Torna per questo episodio il personaggio di Nicky Parsons (Julia Styles) presente nella trilogia iniziale, è proprio lei a mettere in moto una nuova caccia all'uomo hackerando da una postazione nascosta nella lontana Islanda i nuovi sporchi progetti della C.I.A., condensati nell'operazione Ironhand, insieme ad alcuni file relativi al coinvolgimento del padre di Jason Bourne (Matt Damon) nella vecchia operazione Treadstone alla quale proprio l'intervento di Bourne aveva posto fine; lo scopo di Nicky è quello di girare a Bourne le informazioni in modo che l'ex agente possa finalmente far pace con i demoni del suo passato. L'intrusione della Parsons viene però intercettata dall'analista informatico Heather Lee (Alicia Vikander) che mette al corrente della violazione alla sicurezza il direttore della C.I.A. Robert Dewey (Tommy Lee Jones) il quale manda ad Atene, luogo in cui si trova Bourne, un asset (killer della C.I.A. interpretato da Vincent Cassel) per eliminare la coppia e preservare la segretezza dell'operazione Ironhand che prevede l'invasione assoluta della privacy di tutti i cittadini collegati al motore di ricerca Excoon ideato dal programmatore Aaron Kallor (Riz Ahmed). Ovviamente uccidere Bourne si rivelerà tutt'altro che semplice, inoltre la Lee, dotata di forte personalità e ambizione, è convinta che sia più utile tentare di riportare Bourne in forza alla C.I.A. piuttosto che eliminarlo.

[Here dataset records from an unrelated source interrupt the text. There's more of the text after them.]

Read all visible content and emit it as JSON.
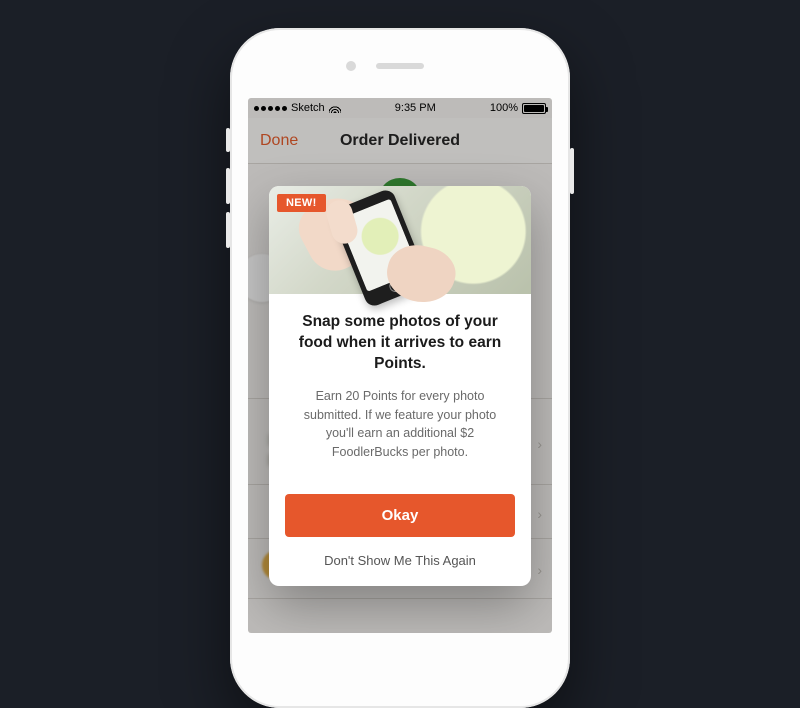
{
  "statusbar": {
    "carrier": "Sketch",
    "time": "9:35 PM",
    "battery_pct": "100%"
  },
  "navbar": {
    "done_label": "Done",
    "title": "Order Delivered"
  },
  "modal": {
    "badge": "NEW!",
    "heading": "Snap some photos of your food when it arrives to earn Points.",
    "body": "Earn 20 Points for every photo submitted. If we feature your photo you'll earn an additional $2 FoodlerBucks per photo.",
    "okay_label": "Okay",
    "dont_show_label": "Don't Show Me This Again"
  },
  "colors": {
    "accent": "#e6572c",
    "success": "#3d9a3a"
  }
}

Almeno due ottime sequenze action scandiscono la narrazione: l'apertura ambientata durante i tumulti che coinvolsero la Grecia in occasione della crisi economica ad Atene e quella del pre-finale in auto durante la quale Bourne insegue l'asset tra le strade di Las Vegas, tutta la maestria da regista dinamico di Greengrass viene fuori in questi frangenti, aiutata e valorizzata dal montaggio ineccepibile di Christopher Rouse, è il ritmo a tenere in piedi un film che sui personaggi non ha più molto da dire, anche i nuovi ingressi sono caratteri monodimensionali fatta salva la Heather Lee di Alicia Vikander che lascia spazio a più di una ambiguità, finale che lascia aperta la porta a un eventuale ritorno che a questo punto nessuno credo reputi necessario. Jason Bourne non compromette la validità complessiva della saga, così come non lo faceva nemmeno Legacy, due film in tono minore che garantiscono comunque un buon intrattenimento, solo accennato il discorso attuale e interessante su web e privacy che non basta a innalzare il livello e ad aprire a riflessioni di sorta, ridda di location come di consueto e un Matt Damon quasi ritirato in sé stesso, invecchiato, ma sempre pronto a tornare in azione quando necessità chiama. Parte Extreme ways e si chiude un ciclo che ha regalato nel tempo parecchie soddisfazioni.